Yussuf Al-Qardâwi rejoignit l’Association Islamique des Frères Musulmans alors qu’il était en cycle secondaire à l’institut religieux d’Al-Azhar dans la ville de Tanta. Il avait une grande admiration pour Hassan Al-Bannâ. D’autres contemporains le marquèrent. Parmi ceux-là, Muhammad Al-Ghazâli, Al-Bahiyy Al-Khuly, Muhammad `Abdallah Daraz, Mahmûd Shaltût et ‘Abd Al-Halîm Mahmûd. Au début des années 50, il fut responsable des activités du mouvement islamique à Al-Azhar.

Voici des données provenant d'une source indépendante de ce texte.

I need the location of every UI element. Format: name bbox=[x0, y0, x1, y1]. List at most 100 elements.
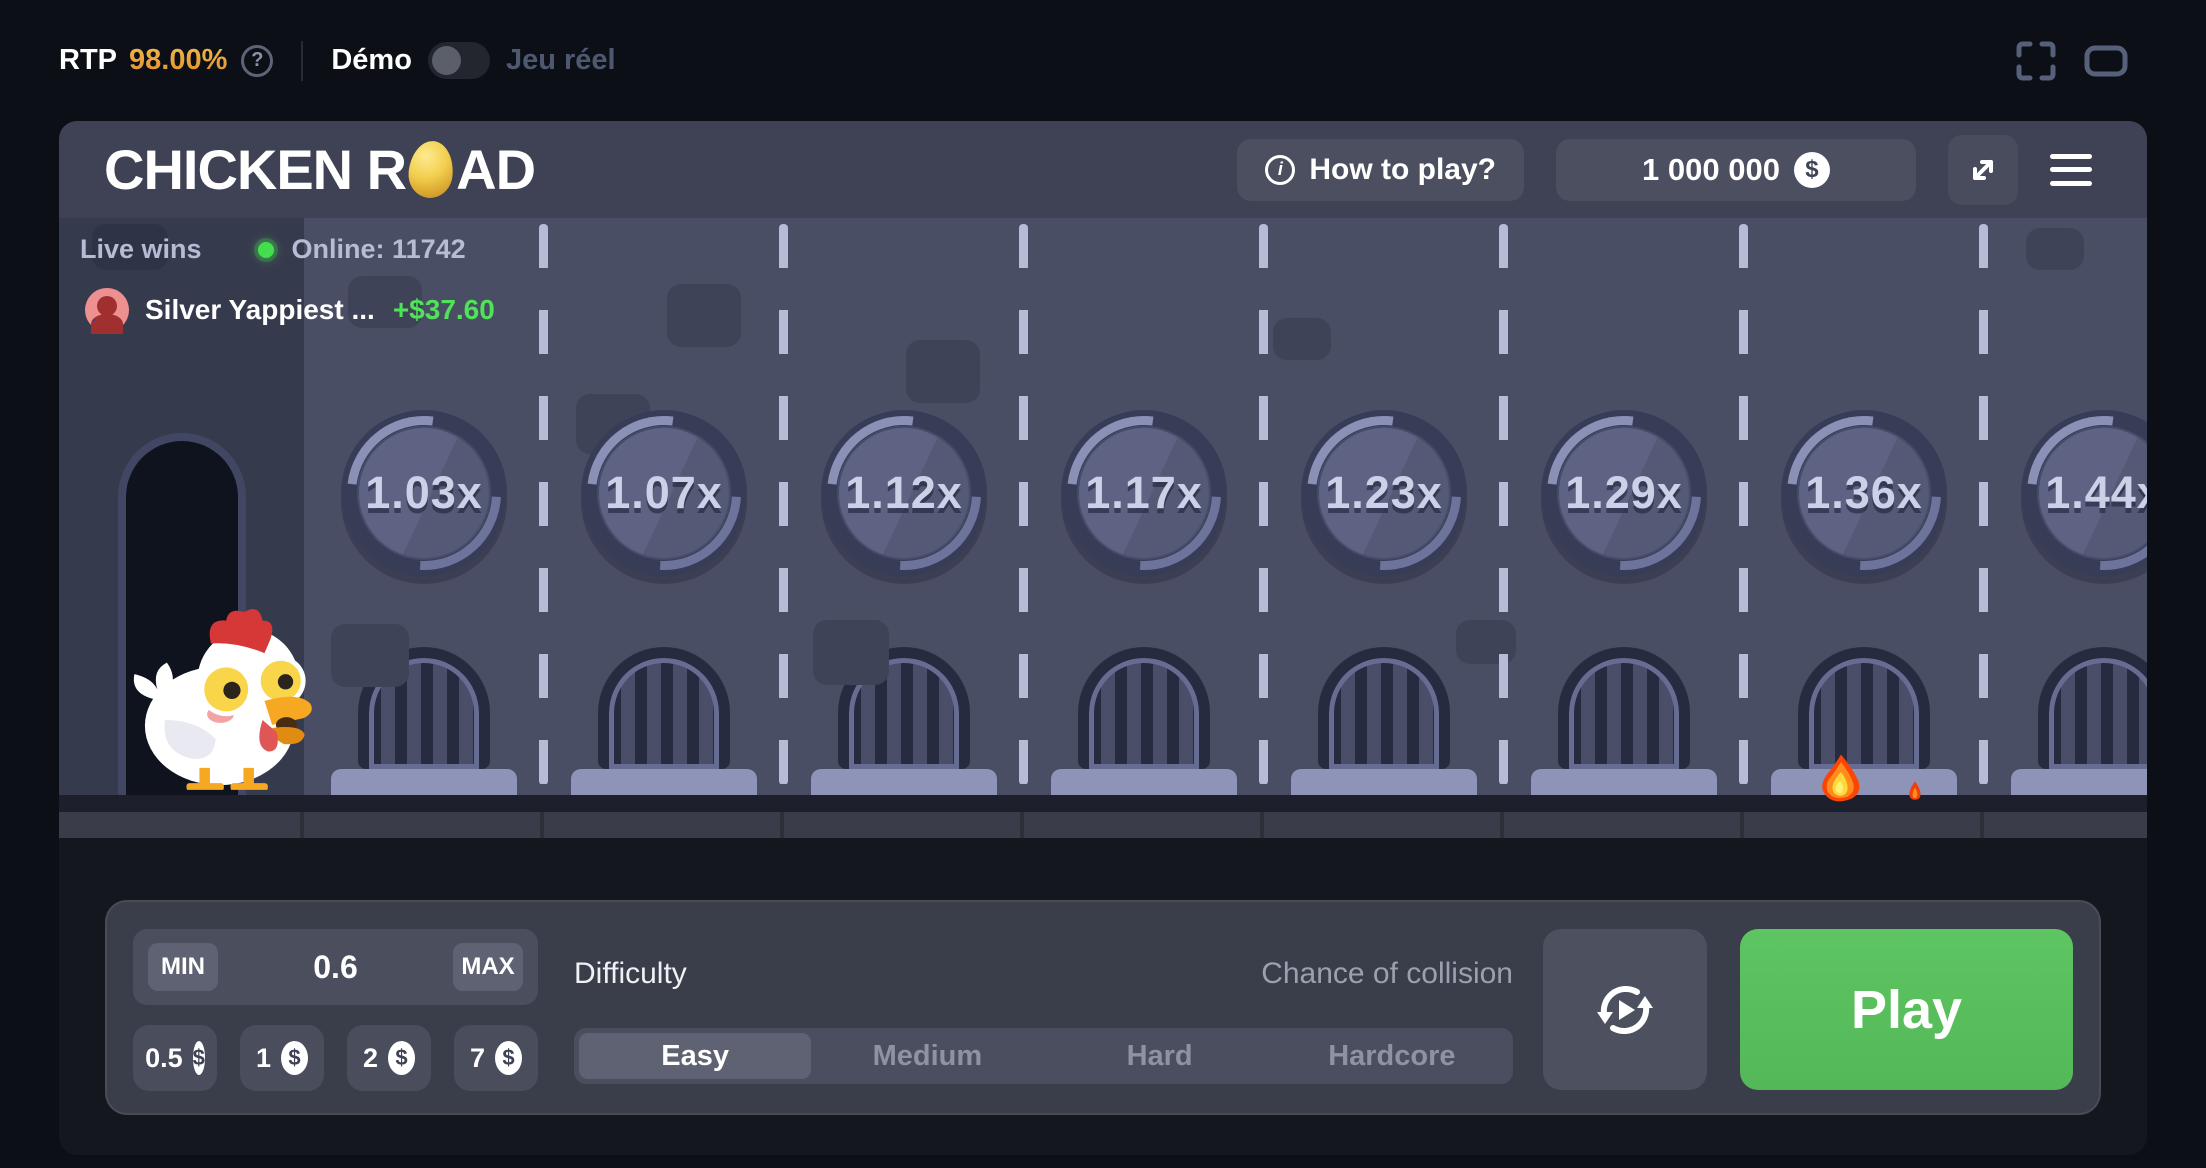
balance-display: 1 000 000 $ bbox=[1556, 139, 1916, 201]
bet-column: MIN 0.6 MAX 0.5$ 1$ 2$ 7$ bbox=[133, 929, 538, 1091]
road-patch bbox=[813, 620, 889, 685]
autoplay-button[interactable] bbox=[1543, 929, 1707, 1090]
min-bet-button[interactable]: MIN bbox=[148, 943, 218, 991]
multiplier-label: 1.29x bbox=[1565, 467, 1683, 519]
game-panel: CHICKEN R AD i How to play? 1 000 000 $ bbox=[59, 121, 2147, 1155]
quick-bet-chip[interactable]: 7$ bbox=[454, 1025, 538, 1091]
sewer-grate-icon bbox=[1078, 647, 1210, 769]
live-win-entry: Silver Yappiest ... +$37.60 bbox=[85, 288, 495, 332]
lane: 1.12x bbox=[784, 218, 1024, 795]
demo-real-toggle[interactable] bbox=[428, 42, 490, 79]
how-to-play-label: How to play? bbox=[1309, 153, 1496, 187]
multiplier-label: 1.12x bbox=[845, 467, 963, 519]
dollar-coin-icon: $ bbox=[388, 1041, 415, 1075]
bet-amount-value[interactable]: 0.6 bbox=[218, 949, 453, 986]
sewer-grate-icon bbox=[2038, 647, 2147, 769]
chip-value: 7 bbox=[470, 1043, 485, 1074]
controls-card: MIN 0.6 MAX 0.5$ 1$ 2$ 7$ Difficulty Cha… bbox=[105, 900, 2101, 1115]
top-bar: RTP 98.00% ? Démo Jeu réel bbox=[0, 0, 2206, 121]
grate-ledge bbox=[571, 769, 757, 795]
help-icon[interactable]: ? bbox=[241, 45, 273, 77]
sewer-grate-icon bbox=[1798, 647, 1930, 769]
winner-name: Silver Yappiest ... bbox=[145, 294, 375, 326]
tab-easy[interactable]: Easy bbox=[579, 1033, 811, 1079]
online-dot-icon bbox=[258, 242, 274, 258]
lane: 1.23x bbox=[1264, 218, 1504, 795]
ember-icon bbox=[1907, 780, 1923, 802]
app: RTP 98.00% ? Démo Jeu réel CHICKEN R AD i bbox=[0, 0, 2206, 1168]
multiplier-disc: 1.23x bbox=[1301, 410, 1467, 576]
collision-label: Chance of collision bbox=[1261, 957, 1513, 991]
chip-value: 0.5 bbox=[145, 1043, 183, 1074]
game-field: 1.03x 1.07x 1.12x 1.17x 1.23x bbox=[59, 218, 2147, 838]
demo-mode-label: Démo bbox=[331, 44, 412, 77]
road-patch bbox=[906, 340, 980, 403]
multiplier-disc: 1.12x bbox=[821, 410, 987, 576]
rtp-label: RTP bbox=[59, 44, 117, 77]
flame-icon bbox=[1816, 752, 1866, 804]
menu-button[interactable] bbox=[2050, 154, 2092, 186]
play-button[interactable]: Play bbox=[1740, 929, 2073, 1090]
multiplier-label: 1.44x bbox=[2045, 467, 2147, 519]
road-patch bbox=[1273, 318, 1331, 360]
golden-egg-icon bbox=[406, 139, 456, 200]
sewer-grate-icon bbox=[598, 647, 730, 769]
multiplier-disc: 1.36x bbox=[1781, 410, 1947, 576]
tab-hard[interactable]: Hard bbox=[1044, 1033, 1276, 1079]
avatar bbox=[85, 288, 129, 332]
tab-medium[interactable]: Medium bbox=[811, 1033, 1043, 1079]
balance-value: 1 000 000 bbox=[1642, 152, 1780, 188]
quick-bet-chip[interactable]: 2$ bbox=[347, 1025, 431, 1091]
tab-hardcore[interactable]: Hardcore bbox=[1276, 1033, 1508, 1079]
logo-text-right: AD bbox=[456, 137, 535, 202]
grate-ledge bbox=[331, 769, 517, 795]
live-wins-bar: Live wins Online: 11742 bbox=[80, 234, 466, 265]
chip-value: 1 bbox=[256, 1043, 271, 1074]
quick-bet-chip[interactable]: 0.5 $ bbox=[133, 1025, 217, 1091]
multiplier-disc: 1.17x bbox=[1061, 410, 1227, 576]
grate-ledge bbox=[2011, 769, 2147, 795]
grate-ledge bbox=[1531, 769, 1717, 795]
chicken-character bbox=[121, 602, 341, 796]
multiplier-disc: 1.07x bbox=[581, 410, 747, 576]
logo-text-left: CHICKEN R bbox=[104, 137, 406, 202]
game-header: CHICKEN R AD i How to play? 1 000 000 $ bbox=[59, 121, 2147, 218]
how-to-play-button[interactable]: i How to play? bbox=[1237, 139, 1524, 201]
live-wins-title: Live wins bbox=[80, 234, 202, 265]
multiplier-label: 1.23x bbox=[1325, 467, 1443, 519]
dollar-coin-icon: $ bbox=[193, 1041, 205, 1075]
online-count: Online: 11742 bbox=[292, 234, 466, 265]
road-patch bbox=[331, 624, 409, 687]
difficulty-column: Difficulty Chance of collision Easy Medi… bbox=[574, 929, 1513, 1091]
toggle-knob bbox=[432, 46, 461, 75]
road-patch bbox=[2026, 228, 2084, 270]
road-patch bbox=[667, 284, 741, 347]
sewer-grate-icon bbox=[1318, 647, 1450, 769]
divider bbox=[301, 41, 303, 81]
max-bet-button[interactable]: MAX bbox=[453, 943, 523, 991]
multiplier-label: 1.36x bbox=[1805, 467, 1923, 519]
real-mode-label[interactable]: Jeu réel bbox=[506, 44, 616, 77]
chip-value: 2 bbox=[363, 1043, 378, 1074]
difficulty-tabs: Easy Medium Hard Hardcore bbox=[574, 1028, 1513, 1084]
dollar-coin-icon: $ bbox=[1794, 152, 1830, 188]
theatre-mode-icon[interactable] bbox=[2082, 39, 2130, 83]
india-flag-icon bbox=[93, 319, 119, 336]
grate-ledge bbox=[1051, 769, 1237, 795]
lane: 1.36x bbox=[1744, 218, 1984, 795]
multiplier-disc: 1.29x bbox=[1541, 410, 1707, 576]
quick-bet-chip[interactable]: 1$ bbox=[240, 1025, 324, 1091]
expand-button[interactable] bbox=[1948, 135, 2018, 205]
sewer-grate-icon bbox=[1558, 647, 1690, 769]
dollar-coin-icon: $ bbox=[495, 1041, 522, 1075]
rtp-value: 98.00% bbox=[129, 44, 227, 77]
lane: 1.07x bbox=[544, 218, 784, 795]
info-icon: i bbox=[1265, 155, 1295, 185]
grate-ledge bbox=[811, 769, 997, 795]
expand-icon bbox=[1965, 152, 2001, 188]
difficulty-label: Difficulty bbox=[574, 957, 687, 991]
quick-bet-chips: 0.5$ 1$ 2$ 7$ bbox=[133, 1025, 538, 1091]
dollar-coin-icon: $ bbox=[281, 1041, 308, 1075]
autoplay-icon bbox=[1587, 972, 1663, 1048]
fullscreen-icon[interactable] bbox=[2014, 39, 2058, 83]
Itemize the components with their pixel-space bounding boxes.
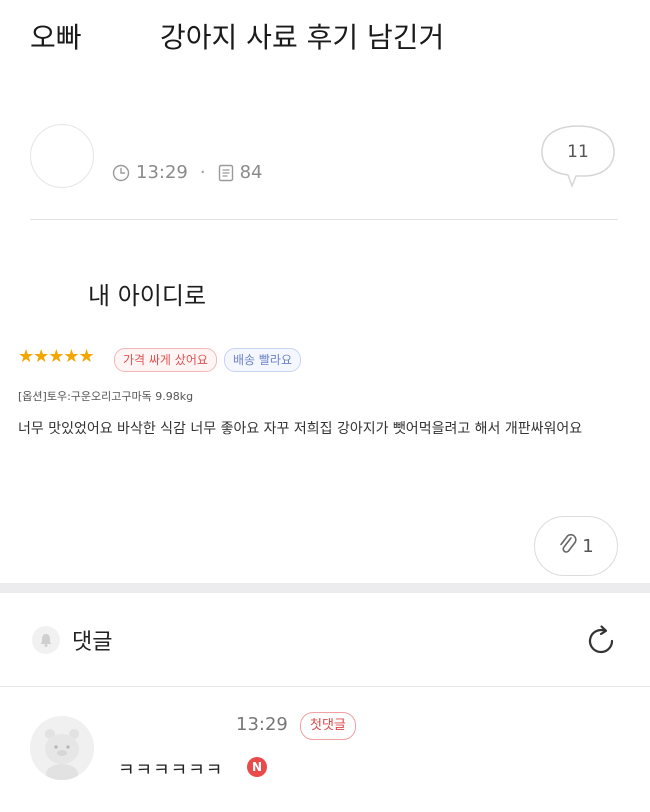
view-count: 84 [239,162,263,183]
post-time: 13:29 [136,162,188,183]
comment-count: 11 [567,142,589,162]
refresh-icon[interactable] [582,622,620,660]
comments-label: 댓글 [72,630,113,655]
review-text: 너무 맛있었어요 바삭한 식감 너무 좋아요 자꾸 저희집 강아지가 뺏어먹을려… [18,421,583,437]
review-tag-shipping: 배송 빨라요 [224,348,302,372]
bell-icon[interactable] [32,626,60,654]
attachment-count: 1 [582,535,594,557]
comment-text: ㅋㅋㅋㅋㅋㅋ [118,760,224,781]
comment-time: 13:29 [236,714,288,735]
clock-icon [112,164,130,182]
title-prefix: 오빠 [30,21,82,54]
section-divider [0,583,650,593]
commenter-avatar[interactable] [30,716,94,780]
meta-separator: · [199,162,206,183]
divider [0,686,650,687]
document-icon [218,164,234,182]
divider [30,219,618,220]
post-body-text: 내 아이디로 [88,282,207,310]
post-meta: 13:29 · 84 [112,162,263,183]
review-option: [옵션]토우:구운오리고구마독 9.98kg [18,390,194,403]
new-badge: N [247,757,267,777]
attachment-button[interactable]: 1 [534,516,618,576]
review-tag-price: 가격 싸게 샀어요 [114,348,217,372]
author-avatar[interactable] [30,124,94,188]
first-comment-badge: 첫댓글 [300,712,356,740]
post-title: 강아지 사료 후기 남긴거 [160,21,445,54]
paperclip-icon [558,533,578,559]
rating-stars: ★★★★★ [18,346,95,367]
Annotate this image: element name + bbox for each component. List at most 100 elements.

A cause de son affiliation aux Frères Musulmans, il fut emprisonné en 1949, entre 1954 et 1956 et un temps court en 1962.
Ses débuts dans la prédication remontent à 1956, dans l’une des mosquées du Caire. En 1959, il fut interdit de prédication et fut transféré au département islamique de la culture à Al-Azhar. En 1962, Al-Azhar le détacha au Qatar pour occuper le poste de président de l’Institut secondaire des études religieuses. En 1977, il dirigea la fondation de la Faculté de la Sharî’ah Islamique à l’université du Qatar dont il devint le doyen.
Le Dr. Al-Qardâwi a vu sa réputation grandir à travers les journaux, les magazines, les livres, les émissions de radio et les apparitions dans les émissions sur les chaînes satellites. Cet homme ne se repose pas et ne se décourage pas malgré les années et son âge avancé : il écrit, donne des conférences, dialogue, va au devant des autres… Le résultat de cela sont des dizaines de livres, d’articles, et autant de rencontres, d’interviews, au point où sa notoriété est devenue internationale. La majorité des musulmans le connaissent vu la diversité et le nombre de ses activités.
L’appel du Dr. Al-Qardâwi au rapprochement entre les religions
Parmi les égarements du Dr. Al-Qardâwi : son appel au rapprochement entre les religions. Ceux qui appellent à l’unification des religions parmi les soi-disant responsables de l’Islam essaient de faire passer cette turpitude sous le couvert du « dialogue interreligieux ».
Sachez que ce principe a été recherché par les mécréants. Cet appel s’est ensuite apaisé un temps. Puis les francs-maçons l’ont adopté sous le couvert de l’appel à l’unicité des religions et l’abandon du sectarisme avec l’idée rassembleuse de la croyance en Dieu qui ferait de tout le monde des croyants.
Cet appel a porté beaucoup de noms. A chaque fois qu’un de ses noms ou de ses emblèmes a été démasqué, ils l’ont modifié. Il a été connu sous l’appellation de :
« l’appel au rapprochement entre les religions », « la fraternité religieuse » qui a un siège en Egypte, « le rassemblement des religions » qui a un siège en Egypte, « l’amitié islamo-chrétienne » et « la solidarité islamo-chrétienne contre le communisme ».
Puis cet appel est apparu aux gens comme :
« La réunification des religions », « L’unicité des religions », « L’unicité des trois religions », « al ibrâhimiya », « la religion Abrahamique », « l’unicité Abrahamique », « l’unicité de la religion divine » « les croyants », « les croyants unificateurs », « la religion universelle », « la cohabitation entre les religions »… Puis dernièrement « Le dialogue interreligieux ».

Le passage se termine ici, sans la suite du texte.